Surgical navigation allows a surgeon to adjust the flexion of the femoral component to make fine adjustments in the flexion gap. Historically, surgeons with manual instruments could not change the flexion of the femoral component because they had already cut the distal femoral surface. Surgeons could only upsize or downsize their femoral component to change their flexion gap which increases or decreases the flexion gap by ~3 mm. Surgeons with manual instruments could also choose to “airball” and allow the anterior flange of the femoral component to not contact the anterior femoral cortex. With surgical navigation, the surgeon can visualize the flexion gap and the location of their anterior flange before they cut the distal femur, so they can still adjust the distal and posterior femoral cuts.

Axial Rotation

Navigation allows a surgeon to measure axial rotation in extension and flexion which is not possible with manual instruments. During surgery, surgeons can rotate the tibial component to recreate the patient’s pre-op knee axial rotation.

Surgical Navigation of Hip Replacements

Navigated hip replacement surgery offers less parallel processing and is why hip navigation is not as popular as knee navigation. Navigated hip surgery does not allow surgeons to do things that are only possible with navigation. The acetabular component positioning is independent of femoral component positioning. In other words, surgeons put their acetabular component in the bone without much thought to where the femoral component may be located (i.e. serial processing).

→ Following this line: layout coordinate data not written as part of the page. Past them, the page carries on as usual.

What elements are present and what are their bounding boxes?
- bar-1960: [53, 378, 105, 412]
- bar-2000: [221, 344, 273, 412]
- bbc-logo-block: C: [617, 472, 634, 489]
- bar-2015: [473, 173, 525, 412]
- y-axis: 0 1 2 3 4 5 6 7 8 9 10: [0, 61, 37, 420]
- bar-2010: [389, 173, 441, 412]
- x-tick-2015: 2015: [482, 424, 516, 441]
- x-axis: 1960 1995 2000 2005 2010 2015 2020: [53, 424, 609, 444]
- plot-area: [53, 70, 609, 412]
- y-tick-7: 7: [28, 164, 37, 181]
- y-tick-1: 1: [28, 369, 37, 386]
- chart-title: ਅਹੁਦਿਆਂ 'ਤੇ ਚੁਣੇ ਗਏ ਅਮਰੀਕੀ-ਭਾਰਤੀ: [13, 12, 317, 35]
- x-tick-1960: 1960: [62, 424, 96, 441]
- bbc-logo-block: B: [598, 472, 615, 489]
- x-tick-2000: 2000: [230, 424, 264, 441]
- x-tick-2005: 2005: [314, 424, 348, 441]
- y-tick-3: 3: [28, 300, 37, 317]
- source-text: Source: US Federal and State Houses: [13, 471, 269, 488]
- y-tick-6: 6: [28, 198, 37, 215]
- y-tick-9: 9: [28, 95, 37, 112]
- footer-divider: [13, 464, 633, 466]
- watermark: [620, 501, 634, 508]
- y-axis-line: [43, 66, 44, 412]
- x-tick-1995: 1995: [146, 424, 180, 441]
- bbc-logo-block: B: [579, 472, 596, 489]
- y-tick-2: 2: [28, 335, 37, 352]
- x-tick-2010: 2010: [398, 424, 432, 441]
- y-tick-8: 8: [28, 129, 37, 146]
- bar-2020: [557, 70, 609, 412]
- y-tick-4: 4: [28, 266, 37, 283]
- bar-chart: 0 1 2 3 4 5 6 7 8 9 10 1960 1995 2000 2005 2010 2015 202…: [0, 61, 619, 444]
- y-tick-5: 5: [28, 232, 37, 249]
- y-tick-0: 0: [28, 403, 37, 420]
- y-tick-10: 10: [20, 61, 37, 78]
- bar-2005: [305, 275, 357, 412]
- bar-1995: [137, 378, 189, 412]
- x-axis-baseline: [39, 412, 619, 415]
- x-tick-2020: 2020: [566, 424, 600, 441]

One possible minor example of parallel surgical decision-making in hip replacements is combined version. If a surgeon knows the femoral component version, then the surgeon may adjust the acetabular cup anteversion to create a combined version of 45 degrees. Another example of parallel decision making would be leg length and offset. A surgeon could broach the femur and predict where their femoral component might sit and then adjust their acetabular reaming relative to the change in femoral leg length.